First, Blind Date. Not an early entry in the post-Survivor feeding frenzy, but among the first of the now-ubiquitous Survivor In Love subgenre. A program which takes no apparent shame in its utter inability to ever match compatible people with one another. The dates almost invariably fail miserably, as one or both participants is gradually revealed to be hopelessly pathetic and/or patently offensive. The mockery of these hapless folks is rounded out by sarcastic subtitles and “what a jerk” computer graphics, and bookended with sardonic commentary by the mechanical host, Roger Lodge. The couples suffer, the audience suffers. Pity and contempt evolve into feelings of superiority (either because Joe Audience-member isn’t dating or has dates that go a lot better than this. Given the show’s time slot in Boston, I think the former is the safer assumption) which in turn produce self-affirmation and delight. Somewhere, a producer cackles malevolently into his clipboard.

Second, Change of Heart. Actually predates Survivor, as a bastard child of the Love Connection.
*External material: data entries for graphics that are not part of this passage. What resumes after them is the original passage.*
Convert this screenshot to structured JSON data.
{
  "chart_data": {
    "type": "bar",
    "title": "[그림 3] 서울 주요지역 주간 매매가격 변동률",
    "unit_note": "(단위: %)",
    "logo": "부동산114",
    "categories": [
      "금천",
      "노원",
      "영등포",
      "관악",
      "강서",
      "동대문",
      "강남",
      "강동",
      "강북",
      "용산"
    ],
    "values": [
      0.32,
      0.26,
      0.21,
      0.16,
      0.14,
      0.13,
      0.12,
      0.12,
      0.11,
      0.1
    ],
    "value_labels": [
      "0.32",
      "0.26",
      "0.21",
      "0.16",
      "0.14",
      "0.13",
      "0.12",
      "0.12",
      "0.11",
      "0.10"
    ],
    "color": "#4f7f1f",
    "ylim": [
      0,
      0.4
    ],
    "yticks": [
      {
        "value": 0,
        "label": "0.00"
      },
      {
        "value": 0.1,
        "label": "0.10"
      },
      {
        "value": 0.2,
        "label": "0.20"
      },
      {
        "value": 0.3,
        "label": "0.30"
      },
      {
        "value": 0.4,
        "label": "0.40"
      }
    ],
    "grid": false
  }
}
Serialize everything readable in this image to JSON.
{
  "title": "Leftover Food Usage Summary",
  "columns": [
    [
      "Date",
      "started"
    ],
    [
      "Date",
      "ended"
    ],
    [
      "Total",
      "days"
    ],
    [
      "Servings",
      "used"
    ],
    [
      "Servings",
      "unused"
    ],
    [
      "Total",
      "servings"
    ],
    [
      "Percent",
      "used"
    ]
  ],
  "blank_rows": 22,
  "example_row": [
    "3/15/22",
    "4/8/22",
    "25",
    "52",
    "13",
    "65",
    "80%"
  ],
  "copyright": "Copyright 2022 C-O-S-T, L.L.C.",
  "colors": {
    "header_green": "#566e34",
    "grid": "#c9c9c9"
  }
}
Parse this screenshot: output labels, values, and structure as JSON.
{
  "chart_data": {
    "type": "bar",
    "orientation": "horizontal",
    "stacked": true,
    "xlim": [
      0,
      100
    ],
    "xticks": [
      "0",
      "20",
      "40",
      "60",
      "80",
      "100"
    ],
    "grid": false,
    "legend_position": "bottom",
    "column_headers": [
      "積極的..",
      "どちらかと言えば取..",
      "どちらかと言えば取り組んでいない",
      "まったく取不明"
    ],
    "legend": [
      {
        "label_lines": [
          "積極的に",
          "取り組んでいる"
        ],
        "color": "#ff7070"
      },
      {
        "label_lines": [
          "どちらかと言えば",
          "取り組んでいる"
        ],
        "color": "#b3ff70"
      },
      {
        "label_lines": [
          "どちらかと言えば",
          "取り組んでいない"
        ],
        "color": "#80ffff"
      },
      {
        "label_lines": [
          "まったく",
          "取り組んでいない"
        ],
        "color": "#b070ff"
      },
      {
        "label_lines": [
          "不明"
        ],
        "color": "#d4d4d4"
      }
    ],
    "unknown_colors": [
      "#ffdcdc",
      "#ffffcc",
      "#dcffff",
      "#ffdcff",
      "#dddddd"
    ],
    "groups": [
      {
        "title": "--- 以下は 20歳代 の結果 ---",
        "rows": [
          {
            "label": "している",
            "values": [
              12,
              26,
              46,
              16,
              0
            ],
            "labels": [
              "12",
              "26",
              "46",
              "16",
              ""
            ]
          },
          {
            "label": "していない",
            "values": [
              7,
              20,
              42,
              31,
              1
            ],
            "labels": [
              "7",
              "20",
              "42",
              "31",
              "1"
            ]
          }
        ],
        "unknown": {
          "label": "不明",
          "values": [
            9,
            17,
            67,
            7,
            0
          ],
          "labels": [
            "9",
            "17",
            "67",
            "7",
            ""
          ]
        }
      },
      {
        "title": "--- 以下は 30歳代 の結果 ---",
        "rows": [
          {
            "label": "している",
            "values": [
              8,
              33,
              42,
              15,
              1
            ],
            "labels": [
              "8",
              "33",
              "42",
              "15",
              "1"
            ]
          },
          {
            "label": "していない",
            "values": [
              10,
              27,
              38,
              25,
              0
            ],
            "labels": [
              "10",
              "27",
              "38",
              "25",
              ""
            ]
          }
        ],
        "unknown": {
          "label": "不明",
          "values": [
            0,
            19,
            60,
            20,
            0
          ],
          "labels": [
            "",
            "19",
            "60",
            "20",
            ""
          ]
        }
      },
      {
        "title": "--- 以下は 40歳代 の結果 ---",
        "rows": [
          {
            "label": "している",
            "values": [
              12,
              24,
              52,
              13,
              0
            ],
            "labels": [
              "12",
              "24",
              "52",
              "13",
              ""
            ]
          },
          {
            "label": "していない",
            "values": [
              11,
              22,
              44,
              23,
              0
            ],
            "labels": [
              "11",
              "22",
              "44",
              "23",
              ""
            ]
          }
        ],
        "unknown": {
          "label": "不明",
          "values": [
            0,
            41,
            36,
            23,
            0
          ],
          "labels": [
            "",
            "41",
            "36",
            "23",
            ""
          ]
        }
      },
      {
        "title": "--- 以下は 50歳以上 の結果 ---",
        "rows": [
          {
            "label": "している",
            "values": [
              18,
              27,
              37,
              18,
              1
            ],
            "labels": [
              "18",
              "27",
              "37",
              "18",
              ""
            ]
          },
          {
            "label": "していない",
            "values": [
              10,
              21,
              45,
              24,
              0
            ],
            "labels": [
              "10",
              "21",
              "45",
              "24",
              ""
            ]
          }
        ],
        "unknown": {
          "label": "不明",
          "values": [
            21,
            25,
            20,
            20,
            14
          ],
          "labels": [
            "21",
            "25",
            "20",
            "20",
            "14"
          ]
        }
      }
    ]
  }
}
Hampered only by its more traditional dating-show structure, since its premise is truly evil. The pitch made to potential contestants (by the Satanically-goateed Chris Jagger) goes something like this: “Dump your girlfriend [boyfriend, significant other, whatever]. Go ahead, dump her. Then you’ll be instantly qualified to date the girl [boy, again whatever] of your dreams. You could have had these supermodel-babes all along if you weren’t strapped to that old bag. And anyway, if you change your mind, you can always run back to the old steady post-fling and tell her you really want to Stay Together. What’s to lose?” I swear, this show destroys people’s psyches. Oh, they’re contributorily negligent; they could have watched the show enough times to figure out the subtext behind what they were getting into. But this observation only makes it all the easier to savor our Audience-contempt for the poor slobs …

Clearly, Love Cruise is not in the same league with this kind of diabolical programming. Unfortunately, it isn’t very good eye candy, either. But then, in this area too the bar has been raised, at least since the eroticization of teenagers came back into style. I will delay speculation on the relative “evil” of this particular trend for another day … but if it was sex appeal you were looking for from Love Cruise, might I instead suggest MTV Undressed? It moves a lot faster, and the acting is much more entertaining.